Governor Andrew M. Cuomo today unveiled the 8th proposal of the 2018 State of the State: New York will take legal action to halt a rail operator's plan to store thousands of railcars indefinitely in the Adirondack Park. The move represents the first step in a series of aggressive actions the state is taking to stop Iowa Pacific Co.'s outrageous plan in its tracks, and preserve New York's constitutionally-protected land.
"The Adirondack Park is home to some of the world's most pristine forest lands, which powers its tourism economy, and we will not stand by and allow it to be used as a commercial dumping ground," Governor Cuomo said. "New York is prepared to exhaust all legal options to end this practice once and for all, and to help ensure the natural resources of the North Country are protected from blight and from harm."

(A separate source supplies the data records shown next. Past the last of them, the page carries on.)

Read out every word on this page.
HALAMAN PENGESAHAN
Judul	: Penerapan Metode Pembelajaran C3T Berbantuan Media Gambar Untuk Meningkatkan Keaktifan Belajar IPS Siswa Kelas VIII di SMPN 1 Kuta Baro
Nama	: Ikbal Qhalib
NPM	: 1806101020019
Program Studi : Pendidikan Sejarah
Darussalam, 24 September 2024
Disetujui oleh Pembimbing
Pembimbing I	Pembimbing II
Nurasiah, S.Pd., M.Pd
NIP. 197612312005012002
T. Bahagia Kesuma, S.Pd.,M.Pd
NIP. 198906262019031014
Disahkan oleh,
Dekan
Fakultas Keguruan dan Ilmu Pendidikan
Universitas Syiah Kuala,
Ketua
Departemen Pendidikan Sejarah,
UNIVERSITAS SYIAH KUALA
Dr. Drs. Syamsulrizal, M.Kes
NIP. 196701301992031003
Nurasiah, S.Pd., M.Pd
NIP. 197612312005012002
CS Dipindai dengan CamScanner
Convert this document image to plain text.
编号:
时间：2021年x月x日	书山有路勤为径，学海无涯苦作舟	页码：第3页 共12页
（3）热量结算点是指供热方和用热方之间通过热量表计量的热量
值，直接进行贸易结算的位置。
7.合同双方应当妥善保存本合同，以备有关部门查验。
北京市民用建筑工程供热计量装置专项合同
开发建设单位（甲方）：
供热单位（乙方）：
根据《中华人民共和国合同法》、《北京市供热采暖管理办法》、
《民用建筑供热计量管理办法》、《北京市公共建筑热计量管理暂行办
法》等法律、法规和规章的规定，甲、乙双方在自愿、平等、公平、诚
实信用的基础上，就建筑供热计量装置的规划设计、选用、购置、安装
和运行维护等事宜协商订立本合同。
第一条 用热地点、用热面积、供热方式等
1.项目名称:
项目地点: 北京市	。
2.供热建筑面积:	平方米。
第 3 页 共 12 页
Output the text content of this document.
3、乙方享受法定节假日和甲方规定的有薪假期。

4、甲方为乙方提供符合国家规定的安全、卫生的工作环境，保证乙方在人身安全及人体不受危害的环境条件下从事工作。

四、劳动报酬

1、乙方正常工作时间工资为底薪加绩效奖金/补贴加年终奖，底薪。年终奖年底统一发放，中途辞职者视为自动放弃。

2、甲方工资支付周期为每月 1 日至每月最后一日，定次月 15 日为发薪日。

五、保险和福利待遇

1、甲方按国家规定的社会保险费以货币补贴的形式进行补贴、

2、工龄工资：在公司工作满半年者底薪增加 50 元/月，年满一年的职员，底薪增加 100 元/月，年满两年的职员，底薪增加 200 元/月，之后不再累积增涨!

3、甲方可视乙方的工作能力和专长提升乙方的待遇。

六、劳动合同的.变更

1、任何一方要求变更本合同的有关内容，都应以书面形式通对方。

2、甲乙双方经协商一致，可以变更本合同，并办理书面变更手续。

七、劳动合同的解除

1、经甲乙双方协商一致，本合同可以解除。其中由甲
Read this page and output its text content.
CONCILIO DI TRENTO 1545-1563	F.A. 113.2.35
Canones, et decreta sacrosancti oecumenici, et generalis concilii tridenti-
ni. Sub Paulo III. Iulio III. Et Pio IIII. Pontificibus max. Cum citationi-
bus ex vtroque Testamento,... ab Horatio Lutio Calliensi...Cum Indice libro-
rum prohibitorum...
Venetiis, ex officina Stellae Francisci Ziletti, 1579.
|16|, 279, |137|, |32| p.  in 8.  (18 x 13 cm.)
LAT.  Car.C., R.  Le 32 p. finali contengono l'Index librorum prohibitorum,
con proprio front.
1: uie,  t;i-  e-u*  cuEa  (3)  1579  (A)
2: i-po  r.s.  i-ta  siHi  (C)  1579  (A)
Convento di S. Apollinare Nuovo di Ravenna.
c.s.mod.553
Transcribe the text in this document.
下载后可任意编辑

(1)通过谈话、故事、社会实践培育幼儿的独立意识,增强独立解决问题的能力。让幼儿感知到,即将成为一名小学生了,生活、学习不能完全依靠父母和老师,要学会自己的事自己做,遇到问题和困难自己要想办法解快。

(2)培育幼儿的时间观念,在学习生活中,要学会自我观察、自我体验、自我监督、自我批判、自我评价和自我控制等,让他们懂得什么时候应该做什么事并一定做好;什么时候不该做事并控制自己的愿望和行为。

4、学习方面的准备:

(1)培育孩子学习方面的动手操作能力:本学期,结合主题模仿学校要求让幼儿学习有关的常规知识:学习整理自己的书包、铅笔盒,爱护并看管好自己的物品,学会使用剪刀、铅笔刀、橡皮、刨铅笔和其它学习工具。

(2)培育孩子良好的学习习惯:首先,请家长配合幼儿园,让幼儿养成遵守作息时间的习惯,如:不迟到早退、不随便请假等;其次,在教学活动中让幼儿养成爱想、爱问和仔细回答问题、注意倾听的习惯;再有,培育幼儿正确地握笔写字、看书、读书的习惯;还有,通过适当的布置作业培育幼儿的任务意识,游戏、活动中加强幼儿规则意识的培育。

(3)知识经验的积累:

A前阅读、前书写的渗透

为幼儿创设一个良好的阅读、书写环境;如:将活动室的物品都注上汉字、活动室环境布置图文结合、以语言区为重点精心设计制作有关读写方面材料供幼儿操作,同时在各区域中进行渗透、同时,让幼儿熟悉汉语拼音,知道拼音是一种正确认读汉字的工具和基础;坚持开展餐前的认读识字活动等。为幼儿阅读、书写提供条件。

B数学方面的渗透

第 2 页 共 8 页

The New York State Department of Environmental Conservation is filing a petition for waivers and exemptions with the federal Surface Transportation Board to support the state's filing of an application for 'adverse abandonment.' In addition, the state is calling on Berkshire Hathaway, owners of the Union Tank Car Company, which owns the cars being stored, to stop this plan and protect one of the nation's greatest natural treasures.
In the letter, DEC demands that Saratoga & North Creek Railway immediately cease and desist receiving and storing any future railcars on the Tahawus Branch, and remove existing stored railcars, until a decision regarding this application is rendered by the federal Surface Transportation Board. All state-owned land within the Adirondack Park is Forest Preserve land and is kept protected in accordance with the will of the New York's voters since 1894 pursuant to the state's constitution. It is to be kept "forever wild," in recognition of the importance of preserving and protecting its irreplaceable aesthetic beauty and natural resources.
"We urge the Surface Transportation Board to act quickly and allow New York to put a stop to this ill-conceived plan to mothball unused railcars in the middle of an American treasure," said DEC Commissioner Basil Seggos. "Through Governor Cuomo's leadership, we continue to make significant progress in protecting and managing the Adirondack Park from various environmental threats, and we cannot allow the storage of these railcars to set back our efforts."
The Tahawus rail track runs through the Adirondack Park from North Creek in Warren County along the Upper Hudson and Boreas rivers, to the Tahawus Mine in Essex County. Earlier this fall, Iowa Pacific Holdings announced that it can no longer afford to maintain its railroad tracks, and that it plans to store up to 2,000 railcars owned by third parties on the spur for 10 years to generate revenues for track maintenance and rail operation costs. Both Warren and Essex counties have passed resolutions objecting to this proposed storage. In spite of mounting opposition, railcars began to be delivered to the Tahawus Branch for storage in October of this year. DEC estimates there are already 75 cars stored on the Tahawus Branch.
The Tahawus Branch was originally intended to facilitate the transportation of freight from the former mine. In 2012, the Saratoga & North Creek Railway, a subsidiary of Iowa Pacific Holdings, was authorized by the Surface Transportation Board to become a common carrier for freight along this line. DEC originally objected to Iowa Pacific's application for the railway to resume these operations. However, Iowa Pacific emphasized the employment, environmental, and energy benefits that would be created through the operation of a freight line, and committed that in the event it sought to discontinue service, upon abandonment it would designate the railroad right of way for use as a trail under the terms and conditions of the National Trails Act. In addition, Iowa Pacific agreed to allow the use of snowmobiles on its right of way during the winter. As a result, DEC withdrew its objections to Iowa Pacific's application to use the Tahawus Branch for freight. However, Iowa Pacific's operations have never satisfied these objectives nor fulfilled its commitment to provide for snowmobile use.
DEC's initial support for a freight line on the Tahawus Branch through the Forest Preserve was intended to provide an environmentally sound alternative to truck traffic, foster economic development, as well as recreational opportunities for snowmobile use. DEC never intended, nor agreed, that Iowa Pacific should turn this corridor in the pristine, forever wild wilderness of the Adirondack Park into a commercial disposal site.
The Adirondack Park is approximately 6 million acres of public and private land, nearly half of which belongs to the people of New York State. It is the largest parkland in the continental United States.